12 October 2009
Garner’s Modern American Usage is one of the bestselling usage manuals on the market and it has just come out in a new, third edition. Picking or recommending a usage manual is a tricky business. Usage goes to the heart of a writer’s personal style and what is a good manual for one writer, publication, or genre, may not be right for another. (The Associated Press Stylebook is a great manual for journalists, not so much for anyone else.) In this case, any recommendation is complicated by the fact that this is a third edition—should those who have and use an earlier edition run out and buy the new one?
Bryan Garner has a long bibliography on English writing and usage, in particular on legal writing. He certainly well deserves to be called an “authority.” He is, however, firmly in the prescriptivist camp and something of a curmudgeon; he has his opinions on what makes good writing and unabashedly presents them as the correct and only way to write well. Although this can be a distinct advantage for those who want a style manual that gives clear and concise directions. And to his credit, Garner is not a knee-jerk prescriptivist. He recognizes that there is such a thing as a language change and does, reluctantly it seems, base his opinions more on standard practice than on his own personal preferences. So his advice is not usually unreasonable.

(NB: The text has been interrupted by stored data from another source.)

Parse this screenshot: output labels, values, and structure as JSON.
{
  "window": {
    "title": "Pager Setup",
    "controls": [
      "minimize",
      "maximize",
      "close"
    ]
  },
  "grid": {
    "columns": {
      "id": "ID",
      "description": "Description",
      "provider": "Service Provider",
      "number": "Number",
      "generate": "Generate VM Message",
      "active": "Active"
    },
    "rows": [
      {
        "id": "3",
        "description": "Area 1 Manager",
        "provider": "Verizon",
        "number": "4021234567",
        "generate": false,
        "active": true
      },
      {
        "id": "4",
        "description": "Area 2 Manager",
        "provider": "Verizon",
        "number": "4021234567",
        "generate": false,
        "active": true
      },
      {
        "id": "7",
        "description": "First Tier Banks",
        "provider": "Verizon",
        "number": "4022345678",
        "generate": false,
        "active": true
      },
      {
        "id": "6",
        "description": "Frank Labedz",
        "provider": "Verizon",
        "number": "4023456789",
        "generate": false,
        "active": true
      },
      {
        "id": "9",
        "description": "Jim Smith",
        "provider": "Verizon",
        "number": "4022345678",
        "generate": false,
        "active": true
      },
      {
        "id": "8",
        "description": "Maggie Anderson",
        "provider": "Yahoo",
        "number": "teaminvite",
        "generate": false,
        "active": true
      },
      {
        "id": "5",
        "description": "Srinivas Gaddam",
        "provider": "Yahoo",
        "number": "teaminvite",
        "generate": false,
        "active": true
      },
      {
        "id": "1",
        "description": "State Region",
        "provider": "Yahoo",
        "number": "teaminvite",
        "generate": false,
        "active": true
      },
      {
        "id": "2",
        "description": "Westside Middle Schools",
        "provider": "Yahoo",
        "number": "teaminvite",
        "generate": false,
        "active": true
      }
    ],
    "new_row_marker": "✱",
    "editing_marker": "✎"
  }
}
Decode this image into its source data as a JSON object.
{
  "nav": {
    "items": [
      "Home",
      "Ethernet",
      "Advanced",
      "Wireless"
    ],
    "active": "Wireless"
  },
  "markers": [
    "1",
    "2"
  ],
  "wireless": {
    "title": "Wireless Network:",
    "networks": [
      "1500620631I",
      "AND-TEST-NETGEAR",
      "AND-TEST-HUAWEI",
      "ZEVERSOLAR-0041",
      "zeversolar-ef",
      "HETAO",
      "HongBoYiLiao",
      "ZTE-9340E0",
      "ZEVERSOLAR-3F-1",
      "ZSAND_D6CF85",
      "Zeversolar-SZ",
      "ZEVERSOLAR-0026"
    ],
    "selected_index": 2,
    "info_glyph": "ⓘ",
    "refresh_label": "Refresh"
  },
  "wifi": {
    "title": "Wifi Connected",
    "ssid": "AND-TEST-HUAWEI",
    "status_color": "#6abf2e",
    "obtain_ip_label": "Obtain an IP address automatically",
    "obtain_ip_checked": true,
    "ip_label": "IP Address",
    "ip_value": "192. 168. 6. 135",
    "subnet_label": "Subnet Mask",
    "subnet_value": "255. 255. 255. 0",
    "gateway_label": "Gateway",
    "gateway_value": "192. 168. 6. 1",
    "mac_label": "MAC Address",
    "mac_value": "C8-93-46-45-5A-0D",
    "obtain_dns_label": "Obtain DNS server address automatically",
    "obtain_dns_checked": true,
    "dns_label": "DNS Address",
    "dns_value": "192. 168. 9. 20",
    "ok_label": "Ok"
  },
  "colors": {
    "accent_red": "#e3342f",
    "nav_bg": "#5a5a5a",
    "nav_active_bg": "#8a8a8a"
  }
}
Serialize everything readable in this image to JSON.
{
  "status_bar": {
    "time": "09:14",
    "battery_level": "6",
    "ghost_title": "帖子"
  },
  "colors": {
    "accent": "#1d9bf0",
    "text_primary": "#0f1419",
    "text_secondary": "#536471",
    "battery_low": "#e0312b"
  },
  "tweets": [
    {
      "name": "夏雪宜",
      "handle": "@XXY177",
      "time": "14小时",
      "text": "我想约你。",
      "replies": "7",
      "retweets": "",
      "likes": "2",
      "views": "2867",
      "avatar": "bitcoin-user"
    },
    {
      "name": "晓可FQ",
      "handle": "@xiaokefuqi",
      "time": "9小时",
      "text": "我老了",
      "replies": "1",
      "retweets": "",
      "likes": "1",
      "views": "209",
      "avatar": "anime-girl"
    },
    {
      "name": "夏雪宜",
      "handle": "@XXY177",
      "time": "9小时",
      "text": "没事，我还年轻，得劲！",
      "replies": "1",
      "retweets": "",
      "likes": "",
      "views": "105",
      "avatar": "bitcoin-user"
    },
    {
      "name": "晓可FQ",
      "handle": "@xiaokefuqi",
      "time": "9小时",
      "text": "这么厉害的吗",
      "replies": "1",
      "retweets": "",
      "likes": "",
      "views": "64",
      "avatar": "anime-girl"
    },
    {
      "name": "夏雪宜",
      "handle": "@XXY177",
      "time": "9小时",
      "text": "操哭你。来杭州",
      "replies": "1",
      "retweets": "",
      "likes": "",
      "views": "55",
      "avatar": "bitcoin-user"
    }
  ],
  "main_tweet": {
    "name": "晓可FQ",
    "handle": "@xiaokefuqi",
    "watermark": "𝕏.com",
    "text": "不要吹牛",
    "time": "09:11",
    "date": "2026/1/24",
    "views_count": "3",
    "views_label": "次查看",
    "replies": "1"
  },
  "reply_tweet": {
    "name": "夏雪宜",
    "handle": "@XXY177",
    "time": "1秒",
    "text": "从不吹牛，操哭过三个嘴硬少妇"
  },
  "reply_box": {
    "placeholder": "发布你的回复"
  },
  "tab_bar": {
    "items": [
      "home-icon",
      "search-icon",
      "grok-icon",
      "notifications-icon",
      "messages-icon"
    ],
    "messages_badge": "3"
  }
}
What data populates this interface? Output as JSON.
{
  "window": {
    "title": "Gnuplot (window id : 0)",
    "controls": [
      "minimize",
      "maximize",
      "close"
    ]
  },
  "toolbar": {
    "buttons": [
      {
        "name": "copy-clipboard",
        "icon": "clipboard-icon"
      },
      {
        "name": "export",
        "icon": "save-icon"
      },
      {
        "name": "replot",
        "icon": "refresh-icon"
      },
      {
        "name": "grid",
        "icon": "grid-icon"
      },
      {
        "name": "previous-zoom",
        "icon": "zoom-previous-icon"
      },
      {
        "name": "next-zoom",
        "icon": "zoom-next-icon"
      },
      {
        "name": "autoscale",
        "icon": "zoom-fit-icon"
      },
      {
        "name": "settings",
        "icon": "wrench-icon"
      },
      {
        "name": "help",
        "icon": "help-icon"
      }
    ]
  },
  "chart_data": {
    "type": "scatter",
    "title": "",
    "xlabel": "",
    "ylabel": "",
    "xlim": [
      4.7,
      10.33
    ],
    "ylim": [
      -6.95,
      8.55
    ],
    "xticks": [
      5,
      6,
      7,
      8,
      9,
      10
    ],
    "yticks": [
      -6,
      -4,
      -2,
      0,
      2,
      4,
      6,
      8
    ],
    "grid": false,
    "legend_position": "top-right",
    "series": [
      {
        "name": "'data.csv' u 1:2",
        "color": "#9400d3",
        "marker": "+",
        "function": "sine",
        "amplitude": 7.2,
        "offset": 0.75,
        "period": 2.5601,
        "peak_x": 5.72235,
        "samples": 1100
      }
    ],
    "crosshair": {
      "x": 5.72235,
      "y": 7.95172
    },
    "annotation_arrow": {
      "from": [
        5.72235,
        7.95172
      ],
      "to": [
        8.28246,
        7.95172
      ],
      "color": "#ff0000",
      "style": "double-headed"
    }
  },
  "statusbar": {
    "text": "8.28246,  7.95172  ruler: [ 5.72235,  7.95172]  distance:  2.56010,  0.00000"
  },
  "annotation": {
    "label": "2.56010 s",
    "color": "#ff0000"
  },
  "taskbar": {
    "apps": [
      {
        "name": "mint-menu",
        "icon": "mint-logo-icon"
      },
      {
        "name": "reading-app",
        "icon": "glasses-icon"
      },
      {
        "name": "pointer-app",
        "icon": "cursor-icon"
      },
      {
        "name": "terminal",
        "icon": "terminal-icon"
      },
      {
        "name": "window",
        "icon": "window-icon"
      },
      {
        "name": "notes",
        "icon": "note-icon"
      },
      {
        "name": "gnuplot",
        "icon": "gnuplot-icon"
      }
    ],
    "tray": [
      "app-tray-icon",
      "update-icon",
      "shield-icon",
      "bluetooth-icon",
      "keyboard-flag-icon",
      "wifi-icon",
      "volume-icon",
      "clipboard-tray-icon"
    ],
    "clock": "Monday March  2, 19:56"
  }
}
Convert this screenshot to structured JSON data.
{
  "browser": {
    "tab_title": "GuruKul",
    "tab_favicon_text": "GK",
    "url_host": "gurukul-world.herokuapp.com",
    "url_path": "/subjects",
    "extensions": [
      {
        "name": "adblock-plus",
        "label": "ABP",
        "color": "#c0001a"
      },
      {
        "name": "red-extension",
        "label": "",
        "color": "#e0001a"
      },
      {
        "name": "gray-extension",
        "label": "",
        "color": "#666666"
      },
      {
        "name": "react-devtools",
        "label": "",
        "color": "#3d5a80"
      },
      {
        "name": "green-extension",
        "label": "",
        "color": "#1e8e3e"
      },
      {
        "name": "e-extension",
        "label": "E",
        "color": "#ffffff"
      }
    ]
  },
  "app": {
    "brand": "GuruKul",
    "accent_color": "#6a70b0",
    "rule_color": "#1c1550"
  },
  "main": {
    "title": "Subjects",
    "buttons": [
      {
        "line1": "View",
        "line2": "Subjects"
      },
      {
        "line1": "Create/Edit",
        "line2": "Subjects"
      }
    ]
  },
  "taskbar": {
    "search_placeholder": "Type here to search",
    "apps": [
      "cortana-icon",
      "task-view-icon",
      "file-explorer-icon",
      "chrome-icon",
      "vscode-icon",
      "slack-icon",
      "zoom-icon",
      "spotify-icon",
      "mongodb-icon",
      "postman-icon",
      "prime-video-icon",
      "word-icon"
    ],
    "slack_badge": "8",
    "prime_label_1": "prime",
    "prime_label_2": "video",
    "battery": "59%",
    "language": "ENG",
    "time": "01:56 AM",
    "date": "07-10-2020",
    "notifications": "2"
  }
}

So, should you buy this book?
If you are a professional copy editor or a freelance writer who writes for more than one publication and you don’t already have a copy of Garner’s, then you need to buy one. It’s one of the standard references and needs to be on your shelf.
If you are a writer wishing to adopt a conservative writing style, Garner’s Modern American Usage is a good choice. (e.g., Garner still recommends capitalizing Internet, although this practice is fast going by the wayside, with the lowercase internet is becoming more common and represents a more forward-looking style.) You will not go wrong by following Garner’s advice. But there is more to good writing than simply not going wrong. If you want to be edgy and new and ride the crest of the wave of language change in your prose, Garner is probably not your guy. (Individual writers have a budgetary advantage over copy editors in that they don’t need to acquire a number of style guides; they just need one that works for them.)
If you already use an earlier edition of Garner’s, should you buy this latest one? That really depends on your budget. Not all that much has changed in this edition and the older editions are still reasonably current. There are some new and expanded entries, but I did not notice any where Garner’s advice had changed. (There undoubtedly are some; I just couldn’t find them.) You probably will want to acquire this latest edition eventually when your budget permits, but there is no need to rush out and buy it right away.
The big new feature in this edition of Garner’s is the “Language Change Index.” On the face of it, this is a neat gimmick that purports to show you where on the continuum of language change a particular usage lies. Each entry is rated on a scale of one to five:
• Stage 1: a new form or a dialectal form entering wider use, but not accepted as standard English. This stage includes common misspellings and uses generally accepted as erroneous.
• Stage 2: the form spreads into wider usage. Sometimes included in dictionaries as variant forms, but not widely accepted.
• Stage 3: commonplace among educated people, but avoided in careful writing.
• Stage 4: “virtually universal but opposed on cogent grounds by a few linguistic stalwarts.”
• Stage 5: “universally adopted except by a few eccentrics.”
This is a neat idea, poorly executed. Note that stages four and five are identical, except in Garner’s opinion of who opposes the usage—stalwarts v. eccentrics. Presumably, if Garner disapproves it’s stage four; if he approves, it’s stage five. Furthermore, the stages are geared toward changes in orthography and usage; new terms from slang, jargon, and dialect don’t map well to this model. Nor does the model show momentum. Has the term in question been stuck at stage two for a century, or is it fast moving into stages three and four? This gimmick won’t tell you.
But the most serious problem with the new feature is that the individual assessments are largely determined by his “own sense, based on a lifetime of serious linguistic study, of where a given usage falls on the spectrum of acceptability in Standard English.” Garner does rely on the opinions of one hundred of his readers for the initial rankings, but the end product is largely his own opinion. Thus you get ludicrous assessments like alumni being used in singular as stage two, when it is clearly at stage four, and one might even make a case for it being a five. The American Heritage Dictionary’s usage panel of experts gives a better assessment of acceptability in that it is not reliant on the opinion of single individual.
While the Language Change Index gives OUP’s marketing folks something new to tout in this edition, it is not really all that useful.
Still, Garner’s Modern American Usage remains a solid choice for those in need of clear, concise, and conservative usage advice.
Garner’s Modern American Usage, Third Edition, by Bryan A. Garner, Oxford University Press, 2009, 1008 pages, $45.00.
(Disclosure: I received a free review copy of this book. Oxford University Press is also the publisher of my book, Word Myths: Debunking Linguistic Urban Legends.)